Protein kinase C (PKC) comprises a family of kinases consisting of nine subspecies that are differentially distributed in the central nervous system. This implies distinct functions. Its involvement is suggested in cellular and molecular mechanisms by which the hippocampus exerts influence on information processing. In this study, it was questioned whether abnormal activity in the neuronal substrate, particularly the hippocampal formation, induced by amygdala kindling indeed impairs spatial memory performance and correlated alpha, beta I/II, and gamma PKC subspecies expression.

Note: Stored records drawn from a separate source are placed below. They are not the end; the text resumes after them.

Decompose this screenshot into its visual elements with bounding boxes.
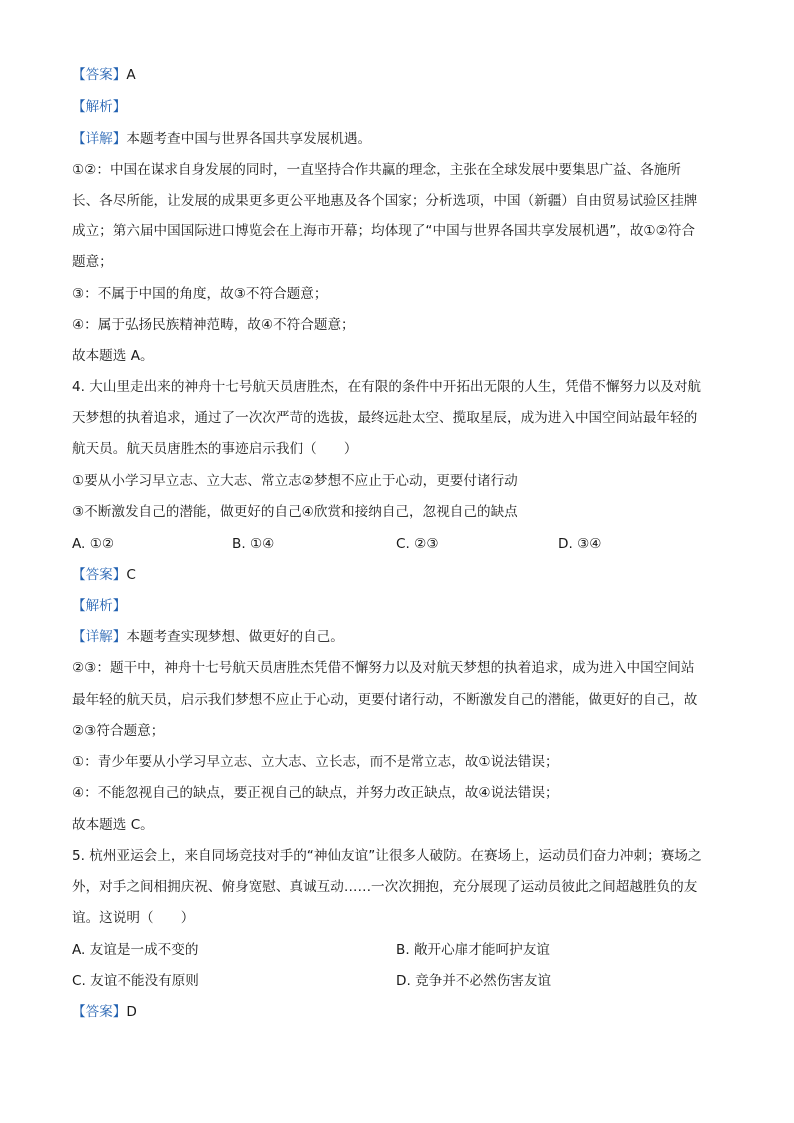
q4-stem-line: 4. 大山里走出来的神舟十七号航天员唐胜杰，在有限的条件中开拓出无限的人生，凭借不懈努力以及对航 [72, 379, 702, 395]
q4-text-line: 故本题选 C。 [72, 817, 154, 833]
q5-option-d: D. 竞争并不必然伤害友谊 [396, 973, 552, 989]
analysis-tag: 【解析】 [72, 598, 127, 614]
q5-stem-line: 5. 杭州亚运会上，来自同场竞技对手的“神仙友谊”让很多人破防。在赛场上，运动员们奋力冲刺；赛场之 [72, 848, 702, 864]
detail-text: 本题考查中国与世界各国共享发展机遇。 [126, 131, 372, 147]
q4-stem-line: 天梦想的执着追求，通过了一次次严苛的选拔，最终远赴太空、揽取星辰，成为进入中国空间站最年轻的 [72, 410, 698, 426]
q3-analysis-line [72, 98, 724, 116]
q4-text-line: 最年轻的航天员，启示我们梦想不应止于心动，更要付诸行动，不断激发自己的潜能，做更好的自己，故 [72, 692, 698, 708]
q3-answer-line [72, 66, 724, 84]
q4-text-line: ④：不能忽视自己的缺点，要正视自己的缺点，并努力改正缺点，故④说法错误； [72, 785, 559, 801]
q4-stem-line: 航天员。航天员唐胜杰的事迹启示我们（ ） [72, 441, 358, 457]
q5-option-c: C. 友谊不能没有原则 [72, 973, 199, 989]
q3-text-line: 长、各尽所能，让发展的成果更多更公平地惠及各个国家；分析选项，中国（新疆）自由贸易试验区挂牌 [72, 193, 698, 209]
q3-text-line: ①②：中国在谋求自身发展的同时，一直坚持合作共赢的理念，主张在全球发展中要集思广益、各施所 [72, 162, 681, 178]
analysis-tag: 【解析】 [72, 99, 127, 115]
q3-text-line: 故本题选 A。 [72, 348, 154, 364]
q4-stem-line: ①要从小学习早立志、立大志、常立志②梦想不应止于心动，更要付诸行动 [72, 473, 518, 489]
detail-tag: 【详解】 [72, 629, 127, 645]
answer-tag: 【答案】 [72, 1004, 127, 1020]
q5-option-a: A. 友谊是一成不变的 [72, 942, 199, 958]
q3-detail-line [72, 130, 724, 148]
q3-text-line: 题意； [72, 254, 113, 270]
q4-stem-line: ③不断激发自己的潜能，做更好的自己④欣赏和接纳自己，忽视自己的缺点 [72, 504, 518, 520]
q4-analysis-line [72, 597, 724, 615]
q5-stem-line: 谊。这说明（ ） [72, 910, 195, 926]
q4-option-a: A. ①② [72, 536, 115, 552]
answer-tag: 【答案】 [72, 567, 127, 583]
q4-option-d: D. ③④ [558, 536, 602, 552]
answer-value: C [126, 567, 136, 583]
q5-answer-line [72, 1003, 724, 1021]
answer-value: D [126, 1004, 137, 1020]
q4-answer-line [72, 566, 724, 584]
answer-value: A [126, 67, 136, 83]
q4-text-line: ②③：题干中，神舟十七号航天员唐胜杰凭借不懈努力以及对航天梦想的执着追求，成为进入中国空间站 [72, 660, 695, 676]
answer-tag: 【答案】 [72, 67, 127, 83]
q4-text-line: ①：青少年要从小学习早立志、立大志、立长志，而不是常立志，故①说法错误； [72, 754, 559, 770]
q3-text-line: ③：不属于中国的角度，故③不符合题意； [72, 286, 328, 302]
q3-text-line: ④：属于弘扬民族精神范畴，故④不符合题意； [72, 317, 355, 333]
q3-text-line: 成立；第六届中国国际进口博览会在上海市开幕；均体现了“中国与世界各国共享发展机遇”，故①②符合 [72, 223, 695, 239]
q5-stem-line: 外，对手之间相拥庆祝、俯身宽慰、真诚互动……一次次拥抱，充分展现了运动员彼此之间超越胜负的友 [72, 879, 698, 895]
q4-option-b: B. ①④ [232, 536, 275, 552]
q4-option-c: C. ②③ [396, 536, 439, 552]
q4-detail-line [72, 628, 724, 646]
q5-option-b: B. 敞开心扉才能呵护友谊 [396, 942, 550, 958]
q4-text-line: ②③符合题意； [72, 723, 165, 739]
detail-text: 本题考查实现梦想、做更好的自己。 [126, 629, 344, 645]
detail-tag: 【详解】 [72, 131, 127, 147]
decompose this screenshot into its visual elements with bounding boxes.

Rats were trained in a spatial discrimination task (SDT) and simultaneously kindled in the amygdala to induce abnormal, epileptiform activity. Control rats were only trained in the holeboard, a "free choice" maze, in which working (WM) and reference memory (RM) were simultaneously examined. Halfway through and at the end of the experiments the influence of kindling and SDT training on the immunoreactivity for PKC subspecies alpha, beta I/II, and gamma was evaluated in the hippocampal formation. Kindling resulted in a gradual increase in afterdischarge duration and motor seizure (MS) severity. Repeated SDT training ultimately resulted in an asymptotic level of WM and RM performance. As soon as generalized MSs developed, kindled rats failed to improve RM, whereas WM was not influenced. Compared to untrained rats, in trained controls PKC gamma but not PKC alpha beta I/II immunoreactivity was elevated in CA1 pyramidal and dentate gyrus granular cells. Generalized but not partial MSs abolished these alterations in PKC gamma immunoreactivity. The present data indicate that repeated training in a SDT affects the expression of PKC subspecies gamma but not of alpha or beta in the rat hippocampus. Generalized epileptiform activity impair both acquisition of new spatial RM information and PKC gamma expression. It is argued that PKC gamma plays a role in cellular mechanisms through which pathological brain activity impairs certain aspects of spatial memory.
蛋白激酶C(PKC)是一个激酶家族,由九个亚类组成,在中枢神经系统中呈差异分布。这意味着它们具有不同的功能。海马体对信息处理产生影响的细胞和分子机制表明PKC参与其中。在本研究中,有人质疑杏仁核点燃诱导的神经元底物(特别是海马结构)异常活动是否确实会损害空间记忆表现,并与α、βI/II和γPKC亚类表达相关。将大鼠训练进行空间辨别任务(SDT),并同时在杏仁核进行点燃以诱导异常的癫痫样活动。对照大鼠仅在洞板(一种“自由选择”迷宫)中进行训练,在该迷宫中同时检测工作记忆(WM)和参考记忆(RM)。在实验进行到一半时和结束时,评估点燃和SDT训练对海马结构中PKC亚类α、βI/II和γ免疫反应性的影响。点燃导致后放电持续时间和运动性癫痫发作(MS)严重程度逐渐增加。重复的SDT训练最终导致WM和RM表现达到渐近水平。一旦出现全身性MS,点燃大鼠的RM就无法改善,而WM不受影响。与未训练的大鼠相比,在训练对照中,CA1锥体神经元和齿状回颗粒细胞中的PKCγ免疫反应性升高,而PKCαβI/II则没有。全身性而非部分性MS消除了PKCγ免疫反应性的这些变化。目前的数据表明,在SDT中重复训练会影响大鼠海马体中PKC亚类γ的表达,但不会影响α或β的表达。全身性癫痫样活动会损害新空间RM信息的获取和PKCγ表达。有人认为,PKCγ在细胞机制中起作用,通过该机制病理性脑活动会损害空间记忆的某些方面。